A team of neuroscientists has found that the mirror neuron system, which is thought to play a central role in social communications, responds normally in individuals with autism.
A team of neuroscientists has found that the mirror neuron system, which is thought to play a central role in social communications, responds normally in individuals with autism. Their findings, reported in the journal Neuron, counter theories suggesting that a mirror system dysfunction causes the social difficulties exhibited by individuals with autism.
The mirror neuron system, the focal point of the Neuron study, is composed of two brain areas, which have a unique characteristic—they are active both when we execute movements (e.g. grasping a cup of coffee) and when we passively observe other people executing those same movements. It has been known for many years that these brain areas are important for proper motor control because trauma to these areas causes movement deficits. Yet it has only recently been discovered that these brain areas respond when passively observing others. It has been proposed that this activity represents a process of “movement simulation” that enables us to understand the meanings and the goals of movements we observe.
For the simulation process to work properly, it is imperative that we simulate the exact same movement we are observing. This means that neurons within our mirror system must recognize movements and respond with a unique, movement-selective, response to each (or else we’ll confuse different movements and attribute improper goals to the person we’re observing).
Because individuals with autism have difficulty communicating socially and understanding the emotions and intentions of others, it has been hypothesized that they may have a dysfunction in their mirror neuron system.
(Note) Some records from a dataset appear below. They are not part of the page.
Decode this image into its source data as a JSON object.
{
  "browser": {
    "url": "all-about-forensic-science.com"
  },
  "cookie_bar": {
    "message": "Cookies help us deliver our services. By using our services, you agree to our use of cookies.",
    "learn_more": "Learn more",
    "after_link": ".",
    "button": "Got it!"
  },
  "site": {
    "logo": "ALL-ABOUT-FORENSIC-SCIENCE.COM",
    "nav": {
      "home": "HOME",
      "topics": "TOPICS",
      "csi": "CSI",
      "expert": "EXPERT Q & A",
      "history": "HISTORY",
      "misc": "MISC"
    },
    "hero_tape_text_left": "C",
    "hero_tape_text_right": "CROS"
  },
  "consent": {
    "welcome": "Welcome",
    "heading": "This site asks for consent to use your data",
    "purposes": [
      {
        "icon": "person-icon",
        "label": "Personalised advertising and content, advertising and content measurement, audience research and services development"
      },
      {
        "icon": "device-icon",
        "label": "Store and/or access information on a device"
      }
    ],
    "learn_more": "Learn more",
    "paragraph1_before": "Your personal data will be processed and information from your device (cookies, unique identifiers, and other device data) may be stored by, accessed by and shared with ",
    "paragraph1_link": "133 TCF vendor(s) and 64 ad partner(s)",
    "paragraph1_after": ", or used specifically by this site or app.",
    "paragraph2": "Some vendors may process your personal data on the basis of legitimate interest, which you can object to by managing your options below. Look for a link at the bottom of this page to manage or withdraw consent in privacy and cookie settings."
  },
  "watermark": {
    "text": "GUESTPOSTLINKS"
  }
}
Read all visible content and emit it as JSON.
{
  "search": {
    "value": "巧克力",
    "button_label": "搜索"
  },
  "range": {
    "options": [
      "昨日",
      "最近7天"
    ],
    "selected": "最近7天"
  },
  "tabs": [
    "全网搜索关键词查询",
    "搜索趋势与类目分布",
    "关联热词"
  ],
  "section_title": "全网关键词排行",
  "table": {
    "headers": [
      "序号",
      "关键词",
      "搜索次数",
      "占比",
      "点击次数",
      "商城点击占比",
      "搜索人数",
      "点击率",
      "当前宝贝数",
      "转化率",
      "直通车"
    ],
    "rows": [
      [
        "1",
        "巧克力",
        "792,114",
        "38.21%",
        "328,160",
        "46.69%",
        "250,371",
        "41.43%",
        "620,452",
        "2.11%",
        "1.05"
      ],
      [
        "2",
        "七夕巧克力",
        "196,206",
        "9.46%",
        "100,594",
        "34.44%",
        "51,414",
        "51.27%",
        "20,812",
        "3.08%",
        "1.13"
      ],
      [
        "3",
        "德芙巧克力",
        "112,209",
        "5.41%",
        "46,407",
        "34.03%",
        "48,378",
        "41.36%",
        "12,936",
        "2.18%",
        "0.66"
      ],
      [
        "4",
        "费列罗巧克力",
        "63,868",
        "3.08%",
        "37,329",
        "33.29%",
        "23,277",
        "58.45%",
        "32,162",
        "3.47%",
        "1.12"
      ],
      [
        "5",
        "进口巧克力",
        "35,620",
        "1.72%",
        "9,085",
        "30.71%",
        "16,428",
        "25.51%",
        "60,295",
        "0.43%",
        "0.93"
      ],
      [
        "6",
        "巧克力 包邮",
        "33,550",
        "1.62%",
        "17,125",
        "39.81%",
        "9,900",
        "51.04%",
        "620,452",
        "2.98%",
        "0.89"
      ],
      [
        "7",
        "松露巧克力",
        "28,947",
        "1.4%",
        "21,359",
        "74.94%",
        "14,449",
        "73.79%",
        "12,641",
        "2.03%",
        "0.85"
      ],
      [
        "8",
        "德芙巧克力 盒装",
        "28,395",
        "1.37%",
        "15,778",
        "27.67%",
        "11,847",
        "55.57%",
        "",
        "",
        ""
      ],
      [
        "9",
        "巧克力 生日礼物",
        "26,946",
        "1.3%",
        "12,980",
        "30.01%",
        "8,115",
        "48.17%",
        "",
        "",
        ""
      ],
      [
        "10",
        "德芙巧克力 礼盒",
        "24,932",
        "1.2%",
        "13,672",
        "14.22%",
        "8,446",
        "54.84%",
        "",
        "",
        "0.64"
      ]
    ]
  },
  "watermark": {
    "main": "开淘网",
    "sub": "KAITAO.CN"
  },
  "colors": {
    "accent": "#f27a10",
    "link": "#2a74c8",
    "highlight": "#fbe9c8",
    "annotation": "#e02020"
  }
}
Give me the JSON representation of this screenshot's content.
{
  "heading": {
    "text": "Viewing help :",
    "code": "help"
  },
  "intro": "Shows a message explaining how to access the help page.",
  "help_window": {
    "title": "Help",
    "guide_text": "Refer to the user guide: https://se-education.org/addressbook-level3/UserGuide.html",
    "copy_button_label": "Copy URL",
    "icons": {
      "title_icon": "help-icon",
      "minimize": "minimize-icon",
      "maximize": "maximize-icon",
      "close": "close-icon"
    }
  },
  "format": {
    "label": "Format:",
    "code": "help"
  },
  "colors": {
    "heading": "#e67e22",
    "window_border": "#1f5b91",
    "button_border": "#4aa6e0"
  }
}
This hypothesis has received a tremendous amount of attention in both the popular and scientific literatures following a number of studies that reported weak mirror neuron system responses in individuals with autism. The issue of movement-selectivity, however, had not been addressed in these studies.
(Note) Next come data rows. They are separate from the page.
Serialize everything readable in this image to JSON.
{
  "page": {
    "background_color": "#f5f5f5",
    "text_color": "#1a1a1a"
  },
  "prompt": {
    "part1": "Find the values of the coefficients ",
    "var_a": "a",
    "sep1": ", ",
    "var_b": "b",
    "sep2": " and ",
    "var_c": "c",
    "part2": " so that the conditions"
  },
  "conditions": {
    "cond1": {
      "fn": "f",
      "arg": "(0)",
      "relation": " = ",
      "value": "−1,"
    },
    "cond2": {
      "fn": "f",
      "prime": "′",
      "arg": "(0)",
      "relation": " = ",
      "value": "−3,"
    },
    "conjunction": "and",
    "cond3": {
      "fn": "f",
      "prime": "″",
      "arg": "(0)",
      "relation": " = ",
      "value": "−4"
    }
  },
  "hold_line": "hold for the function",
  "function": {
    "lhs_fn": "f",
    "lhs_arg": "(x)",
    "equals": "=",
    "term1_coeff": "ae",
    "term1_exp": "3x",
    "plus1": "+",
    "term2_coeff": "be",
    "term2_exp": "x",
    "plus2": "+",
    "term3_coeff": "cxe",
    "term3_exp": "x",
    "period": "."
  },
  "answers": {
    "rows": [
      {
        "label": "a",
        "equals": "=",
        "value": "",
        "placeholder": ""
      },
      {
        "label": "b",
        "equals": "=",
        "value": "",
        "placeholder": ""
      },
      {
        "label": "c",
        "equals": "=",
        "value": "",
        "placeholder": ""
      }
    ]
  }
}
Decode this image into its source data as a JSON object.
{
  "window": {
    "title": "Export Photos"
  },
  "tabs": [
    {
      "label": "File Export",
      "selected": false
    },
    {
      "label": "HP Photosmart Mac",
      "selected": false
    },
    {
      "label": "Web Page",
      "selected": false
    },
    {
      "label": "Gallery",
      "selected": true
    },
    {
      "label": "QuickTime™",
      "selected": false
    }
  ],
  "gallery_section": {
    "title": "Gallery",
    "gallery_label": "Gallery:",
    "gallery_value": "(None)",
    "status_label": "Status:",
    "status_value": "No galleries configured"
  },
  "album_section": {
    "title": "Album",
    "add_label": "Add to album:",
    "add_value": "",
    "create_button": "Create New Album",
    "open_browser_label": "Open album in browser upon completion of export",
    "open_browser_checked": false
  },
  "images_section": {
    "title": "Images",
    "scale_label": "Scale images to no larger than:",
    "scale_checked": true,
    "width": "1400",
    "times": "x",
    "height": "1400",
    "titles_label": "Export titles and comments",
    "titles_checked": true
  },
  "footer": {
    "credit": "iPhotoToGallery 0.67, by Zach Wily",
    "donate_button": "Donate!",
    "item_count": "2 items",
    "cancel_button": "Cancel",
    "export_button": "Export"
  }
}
To further test this influential theory, the researchers asked individuals with autism and a control group to observe and execute different hand movements while being scanned with functional magnetic resonance imaging (fMRI). The fMRI measurements allowed the researchers to infer the strength of neural responses in mirror system areas of each group during movement observation and execution. Their results showed that mirror system areas of individuals with autism not only responded strongly during movement observation, but did so in a movement-selective manner such that different movements exhibited unique neural responses. The mirror system responses of individuals with autism were, therefore, equivalent to those commonly reported (and observed here) for controls.
These results, they conclude, argue strongly against the “dysfunctional mirror system hypothesis of autism” because they show that mirror system areas respond normally in individuals with autism. The authors, therefore, suggest that it may be more productive to re-focus autism research in more promising directions.
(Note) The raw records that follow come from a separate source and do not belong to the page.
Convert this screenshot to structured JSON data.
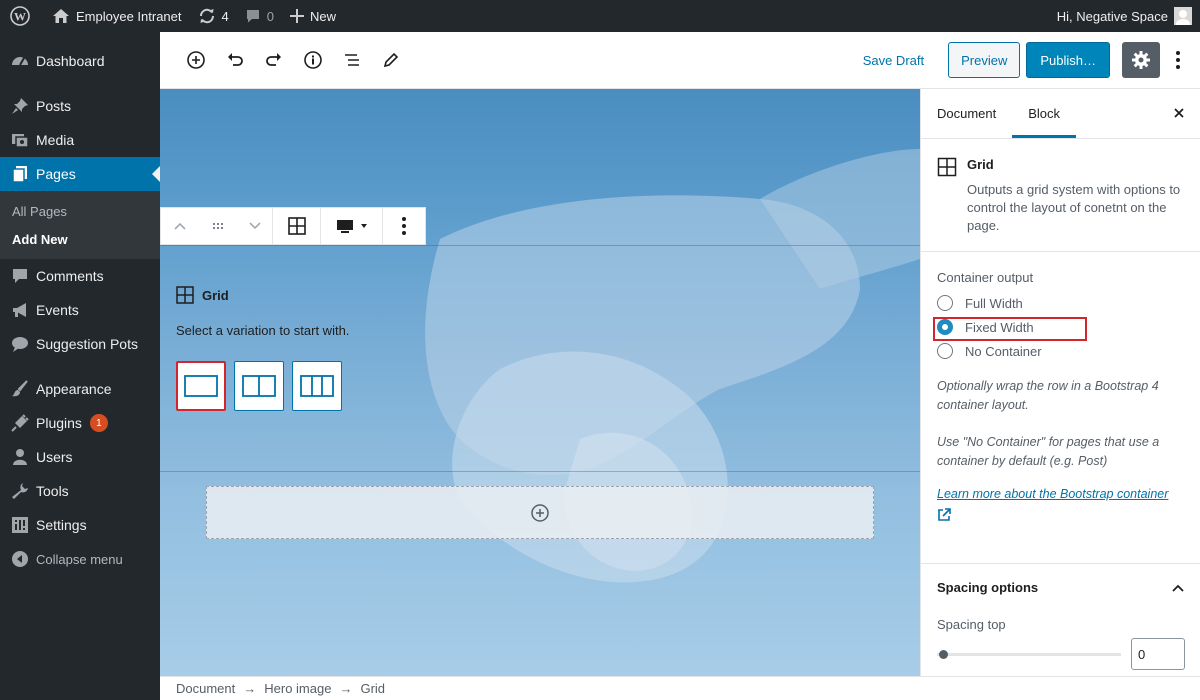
{
  "admin_bar": {
    "site_name": "Employee Intranet",
    "updates_count": "4",
    "comments_count": "0",
    "new_label": "New",
    "greeting": "Hi, Negative Space"
  },
  "sidebar": {
    "items": [
      {
        "label": "Dashboard",
        "icon": "dashboard-icon"
      },
      {
        "label": "Posts",
        "icon": "pin-icon"
      },
      {
        "label": "Media",
        "icon": "media-icon"
      },
      {
        "label": "Pages",
        "icon": "pages-icon"
      },
      {
        "label": "Comments",
        "icon": "comment-icon"
      },
      {
        "label": "Events",
        "icon": "megaphone-icon"
      },
      {
        "label": "Suggestion Pots",
        "icon": "speech-icon"
      },
      {
        "label": "Appearance",
        "icon": "brush-icon"
      },
      {
        "label": "Plugins",
        "icon": "plug-icon",
        "badge": "1"
      },
      {
        "label": "Users",
        "icon": "user-icon"
      },
      {
        "label": "Tools",
        "icon": "wrench-icon"
      },
      {
        "label": "Settings",
        "icon": "settings-icon"
      },
      {
        "label": "Collapse menu",
        "icon": "collapse-icon"
      }
    ],
    "pages_submenu": [
      "All Pages",
      "Add New"
    ]
  },
  "editor_header": {
    "save_draft": "Save Draft",
    "preview": "Preview",
    "publish": "Publish…"
  },
  "canvas": {
    "block_title": "Grid",
    "instruction": "Select a variation to start with.",
    "variations": [
      "one-column",
      "two-columns",
      "three-columns"
    ]
  },
  "panel": {
    "tabs": [
      "Document",
      "Block"
    ],
    "active_tab": "Block",
    "block_name": "Grid",
    "block_description": "Outputs a grid system with options to control the layout of conetnt on the page.",
    "container_label": "Container output",
    "options": [
      "Full Width",
      "Fixed Width",
      "No Container"
    ],
    "selected_option": "Fixed Width",
    "help1": "Optionally wrap the row in a Bootstrap 4 container layout.",
    "help2": "Use \"No Container\" for pages that use a container by default (e.g. Post)",
    "link": "Learn more about the Bootstrap container",
    "spacing_title": "Spacing options",
    "spacing_top_label": "Spacing top",
    "spacing_top_value": "0"
  },
  "breadcrumb": [
    "Document",
    "Hero image",
    "Grid"
  ],
  "colors": {
    "admin_dark": "#23282d",
    "accent": "#0073aa",
    "highlight": "#d4252c"
  }
}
The study’s co-authors are: Ilan Dinstein, a former graduate student at New York University and now a postdoctoral fellow at the Weizmann Institute in Israel; Cibu Thomas, Kate Humphreys, and Marlene Behrmann from Carnegie Mellon University; Nancy Minshew from the University of Pittsburgh; and David Heeger from New York University.
The study was supported by grants from the National Institutes of Health, Cure Autism Now, and the Pennsylvania Department of Health.